I’m asked this question almost every time I tell someone that I’m writing a memoir. I get this question not only from strangers, but from well-meaning friends and family members as well. I know that I’m going to have to explain this a lot as the years go by, and I doubt the question will stop even after my memoir is published. But I’m going to put my answer out there now in the hopes that I can clear this up.
Here’s the short answer: No. I’m not too young to write a memoir.
I think the root of the misconception that one has to be “old” to write a memoir is that people confuse memoir with autobiography. That’s the reason that the people who say only famous or exceptionally interesting people should be allowed to write memoirs are wrong too. A memoir is not meant to give a sweeping overview of someone’s life. It’s not meant to chronicle fame or accomplishment. A memoir is, by definition, an autobiographical work that focuses on a specific theme in a person’s life.
For example, the memoir Manic by Terri Cheney is not about Cheney’s life story. The memoir focuses on her experiences living with manic-depressive disorder. This is not to say that the memoir doesn’t occasionally stray into other aspects of her life, but there is a clear, focused theme. And you don’t have to be an elderly person or someone of great fame and renown to write a book like that.
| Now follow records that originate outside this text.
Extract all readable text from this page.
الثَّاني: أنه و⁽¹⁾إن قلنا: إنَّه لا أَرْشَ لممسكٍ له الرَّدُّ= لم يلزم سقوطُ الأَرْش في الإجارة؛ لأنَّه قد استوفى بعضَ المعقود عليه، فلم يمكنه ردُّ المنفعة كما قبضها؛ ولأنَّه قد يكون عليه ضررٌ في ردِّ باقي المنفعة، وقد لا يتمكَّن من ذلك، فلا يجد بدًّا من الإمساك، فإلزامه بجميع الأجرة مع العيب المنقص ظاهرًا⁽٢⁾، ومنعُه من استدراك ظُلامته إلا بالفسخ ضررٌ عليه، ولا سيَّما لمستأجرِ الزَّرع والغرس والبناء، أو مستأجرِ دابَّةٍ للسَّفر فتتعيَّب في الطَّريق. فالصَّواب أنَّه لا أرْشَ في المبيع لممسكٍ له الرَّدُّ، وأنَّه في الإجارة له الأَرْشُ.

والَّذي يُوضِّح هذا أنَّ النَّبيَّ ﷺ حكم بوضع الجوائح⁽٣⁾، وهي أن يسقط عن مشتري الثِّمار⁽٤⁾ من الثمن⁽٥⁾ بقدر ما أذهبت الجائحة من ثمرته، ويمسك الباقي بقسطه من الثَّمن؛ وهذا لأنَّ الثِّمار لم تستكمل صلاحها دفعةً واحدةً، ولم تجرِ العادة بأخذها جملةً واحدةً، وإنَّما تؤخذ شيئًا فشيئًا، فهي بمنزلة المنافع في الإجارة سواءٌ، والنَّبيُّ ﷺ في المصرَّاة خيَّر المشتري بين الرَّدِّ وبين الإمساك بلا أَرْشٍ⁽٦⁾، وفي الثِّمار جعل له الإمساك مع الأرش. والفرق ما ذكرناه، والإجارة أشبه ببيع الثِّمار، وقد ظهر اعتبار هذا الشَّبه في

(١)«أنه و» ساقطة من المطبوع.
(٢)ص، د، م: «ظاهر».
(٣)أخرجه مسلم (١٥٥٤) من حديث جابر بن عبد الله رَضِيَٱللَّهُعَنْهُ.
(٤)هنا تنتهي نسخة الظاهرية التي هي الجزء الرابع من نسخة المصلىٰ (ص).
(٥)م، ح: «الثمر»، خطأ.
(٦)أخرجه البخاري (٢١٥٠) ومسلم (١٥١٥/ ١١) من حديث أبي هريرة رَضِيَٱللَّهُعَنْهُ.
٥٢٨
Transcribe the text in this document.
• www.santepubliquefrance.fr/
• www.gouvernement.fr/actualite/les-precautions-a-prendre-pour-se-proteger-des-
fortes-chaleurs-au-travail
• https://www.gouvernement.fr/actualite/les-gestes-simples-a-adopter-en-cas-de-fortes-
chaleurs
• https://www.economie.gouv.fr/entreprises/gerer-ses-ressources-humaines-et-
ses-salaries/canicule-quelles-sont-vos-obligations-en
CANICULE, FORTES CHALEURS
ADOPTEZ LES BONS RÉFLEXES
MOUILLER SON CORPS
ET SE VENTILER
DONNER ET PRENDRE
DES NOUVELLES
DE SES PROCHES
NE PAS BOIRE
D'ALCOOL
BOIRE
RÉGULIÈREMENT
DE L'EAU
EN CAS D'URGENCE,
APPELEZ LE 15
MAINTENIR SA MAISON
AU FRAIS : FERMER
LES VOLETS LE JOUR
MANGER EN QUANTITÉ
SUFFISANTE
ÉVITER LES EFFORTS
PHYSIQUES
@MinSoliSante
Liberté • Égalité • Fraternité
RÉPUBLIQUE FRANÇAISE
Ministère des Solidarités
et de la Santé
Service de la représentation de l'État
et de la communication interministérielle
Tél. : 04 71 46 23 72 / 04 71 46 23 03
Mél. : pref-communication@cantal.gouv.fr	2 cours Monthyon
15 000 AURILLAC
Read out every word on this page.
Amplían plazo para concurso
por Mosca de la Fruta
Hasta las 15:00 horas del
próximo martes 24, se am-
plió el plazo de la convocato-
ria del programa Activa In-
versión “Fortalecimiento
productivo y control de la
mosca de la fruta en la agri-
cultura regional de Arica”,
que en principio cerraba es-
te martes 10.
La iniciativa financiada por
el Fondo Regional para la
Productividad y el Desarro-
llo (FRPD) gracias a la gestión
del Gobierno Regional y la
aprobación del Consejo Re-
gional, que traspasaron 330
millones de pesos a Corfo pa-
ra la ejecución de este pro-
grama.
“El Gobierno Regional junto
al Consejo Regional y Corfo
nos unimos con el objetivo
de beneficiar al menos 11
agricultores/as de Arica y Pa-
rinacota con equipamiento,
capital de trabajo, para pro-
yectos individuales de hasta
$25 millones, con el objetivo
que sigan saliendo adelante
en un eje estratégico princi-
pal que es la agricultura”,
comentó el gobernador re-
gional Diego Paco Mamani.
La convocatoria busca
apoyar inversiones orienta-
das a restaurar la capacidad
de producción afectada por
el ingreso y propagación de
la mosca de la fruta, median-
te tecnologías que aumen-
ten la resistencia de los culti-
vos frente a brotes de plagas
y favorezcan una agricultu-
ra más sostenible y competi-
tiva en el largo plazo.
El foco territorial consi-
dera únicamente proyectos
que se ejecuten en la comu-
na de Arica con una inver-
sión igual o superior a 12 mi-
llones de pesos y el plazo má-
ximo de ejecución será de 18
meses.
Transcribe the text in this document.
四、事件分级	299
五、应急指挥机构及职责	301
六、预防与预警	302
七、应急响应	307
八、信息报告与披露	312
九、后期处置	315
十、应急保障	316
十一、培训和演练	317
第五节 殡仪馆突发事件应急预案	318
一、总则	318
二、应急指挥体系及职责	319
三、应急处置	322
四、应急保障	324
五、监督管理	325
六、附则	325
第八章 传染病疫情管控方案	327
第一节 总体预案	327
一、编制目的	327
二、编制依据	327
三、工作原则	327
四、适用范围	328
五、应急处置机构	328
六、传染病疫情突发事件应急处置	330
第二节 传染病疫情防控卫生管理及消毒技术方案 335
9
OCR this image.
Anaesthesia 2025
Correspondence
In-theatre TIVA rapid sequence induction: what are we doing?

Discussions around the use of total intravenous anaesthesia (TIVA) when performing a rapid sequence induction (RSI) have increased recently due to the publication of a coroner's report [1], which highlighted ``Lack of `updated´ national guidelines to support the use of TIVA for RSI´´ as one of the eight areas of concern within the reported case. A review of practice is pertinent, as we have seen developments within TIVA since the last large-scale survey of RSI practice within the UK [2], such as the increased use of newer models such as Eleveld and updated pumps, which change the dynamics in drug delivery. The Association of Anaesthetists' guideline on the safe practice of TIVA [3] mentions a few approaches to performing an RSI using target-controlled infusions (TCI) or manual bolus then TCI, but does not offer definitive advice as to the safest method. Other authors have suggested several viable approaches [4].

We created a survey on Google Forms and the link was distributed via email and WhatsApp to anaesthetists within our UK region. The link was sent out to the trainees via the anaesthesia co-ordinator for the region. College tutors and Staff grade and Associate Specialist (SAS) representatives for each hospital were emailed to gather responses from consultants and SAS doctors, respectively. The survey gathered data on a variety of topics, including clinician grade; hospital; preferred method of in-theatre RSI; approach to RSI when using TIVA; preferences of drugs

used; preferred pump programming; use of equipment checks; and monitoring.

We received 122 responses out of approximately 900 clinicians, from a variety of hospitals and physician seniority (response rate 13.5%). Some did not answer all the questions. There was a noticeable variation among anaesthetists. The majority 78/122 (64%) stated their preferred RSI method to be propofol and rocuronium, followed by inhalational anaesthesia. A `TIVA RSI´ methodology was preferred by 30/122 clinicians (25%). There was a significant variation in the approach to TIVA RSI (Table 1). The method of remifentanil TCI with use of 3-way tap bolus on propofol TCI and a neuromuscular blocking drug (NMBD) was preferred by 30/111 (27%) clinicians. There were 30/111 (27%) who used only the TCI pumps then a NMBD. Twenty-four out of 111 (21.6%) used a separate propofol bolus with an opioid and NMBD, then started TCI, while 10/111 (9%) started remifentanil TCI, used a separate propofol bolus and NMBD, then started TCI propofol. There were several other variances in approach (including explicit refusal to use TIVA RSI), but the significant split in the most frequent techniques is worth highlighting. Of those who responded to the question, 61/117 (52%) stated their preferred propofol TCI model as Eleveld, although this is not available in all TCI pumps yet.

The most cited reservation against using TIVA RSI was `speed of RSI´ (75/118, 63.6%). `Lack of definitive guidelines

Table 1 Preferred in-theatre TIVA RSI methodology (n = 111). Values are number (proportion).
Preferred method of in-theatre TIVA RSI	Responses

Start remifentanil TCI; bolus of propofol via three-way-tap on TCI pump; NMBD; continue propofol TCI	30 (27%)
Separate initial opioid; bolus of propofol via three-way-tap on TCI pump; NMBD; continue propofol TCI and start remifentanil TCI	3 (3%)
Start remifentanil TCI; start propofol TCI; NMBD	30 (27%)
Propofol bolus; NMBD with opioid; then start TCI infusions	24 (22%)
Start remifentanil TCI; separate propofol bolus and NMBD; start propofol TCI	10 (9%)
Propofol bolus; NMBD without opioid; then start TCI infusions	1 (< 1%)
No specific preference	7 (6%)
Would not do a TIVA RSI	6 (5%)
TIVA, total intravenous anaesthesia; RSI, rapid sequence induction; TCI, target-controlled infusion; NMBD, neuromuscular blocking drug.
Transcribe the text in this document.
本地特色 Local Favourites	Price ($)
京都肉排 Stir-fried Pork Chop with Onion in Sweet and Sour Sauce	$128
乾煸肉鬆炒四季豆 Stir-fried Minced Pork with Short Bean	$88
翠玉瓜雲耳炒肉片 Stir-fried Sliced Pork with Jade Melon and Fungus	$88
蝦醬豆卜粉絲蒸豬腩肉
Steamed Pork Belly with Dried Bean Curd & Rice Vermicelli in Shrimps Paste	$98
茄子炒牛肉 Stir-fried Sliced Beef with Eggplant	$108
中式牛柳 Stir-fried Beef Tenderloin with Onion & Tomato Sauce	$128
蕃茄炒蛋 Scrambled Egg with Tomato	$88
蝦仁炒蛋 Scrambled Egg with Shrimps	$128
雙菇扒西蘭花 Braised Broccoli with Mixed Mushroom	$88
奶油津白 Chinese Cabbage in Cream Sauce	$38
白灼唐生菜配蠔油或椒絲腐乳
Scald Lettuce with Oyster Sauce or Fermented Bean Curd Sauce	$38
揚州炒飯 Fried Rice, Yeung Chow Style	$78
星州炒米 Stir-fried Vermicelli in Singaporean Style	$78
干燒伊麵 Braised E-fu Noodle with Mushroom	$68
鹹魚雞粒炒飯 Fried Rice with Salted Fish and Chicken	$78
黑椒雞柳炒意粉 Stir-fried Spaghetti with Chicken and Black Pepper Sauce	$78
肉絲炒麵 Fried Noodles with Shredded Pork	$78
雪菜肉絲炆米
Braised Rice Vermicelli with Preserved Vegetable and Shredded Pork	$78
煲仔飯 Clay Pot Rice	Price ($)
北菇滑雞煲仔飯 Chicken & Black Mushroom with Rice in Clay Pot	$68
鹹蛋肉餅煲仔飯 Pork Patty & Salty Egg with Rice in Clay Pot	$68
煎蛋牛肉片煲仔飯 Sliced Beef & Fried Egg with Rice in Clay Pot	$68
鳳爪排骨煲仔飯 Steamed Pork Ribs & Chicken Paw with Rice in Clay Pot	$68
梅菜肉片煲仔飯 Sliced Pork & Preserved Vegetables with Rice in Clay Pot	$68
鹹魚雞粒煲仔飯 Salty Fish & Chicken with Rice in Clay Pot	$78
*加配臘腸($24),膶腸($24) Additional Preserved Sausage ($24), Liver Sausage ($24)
Another assumption that may prompt this question is the idea that young people couldn’t possibly have anything interesting or meaningful to say about life. I think that’s the implication of this question that upsets me the most. Part of that is personal, because I’ve often felt my opinion and feelings have been discounted based solely on my age. But I know that I personally have a whole lot to say, and I’ve seen more in my 23 years than some people in their 80s.
Memoirs, as I see them, offer a slice of a person’s life. And I firmly believe that anyone can write a memoir if they feel they have something to say. If you have something to say when you’re 14 years old, go for it. In fact, I started working on my memoir around that age. The question of whether a person is ready, skill-wise, to write a memoir at a young age is an entirely different question. But some people are better writers at 14 than writers who are 60, so I’m not sure that question is particularly valid either.
To my fellow young writers – I urge you not to let anyone feel that you don’t have a right to tell your story. Whether that story takes the form of a memoir, a novel, a short story…it doesn’t matter. You absolutely do.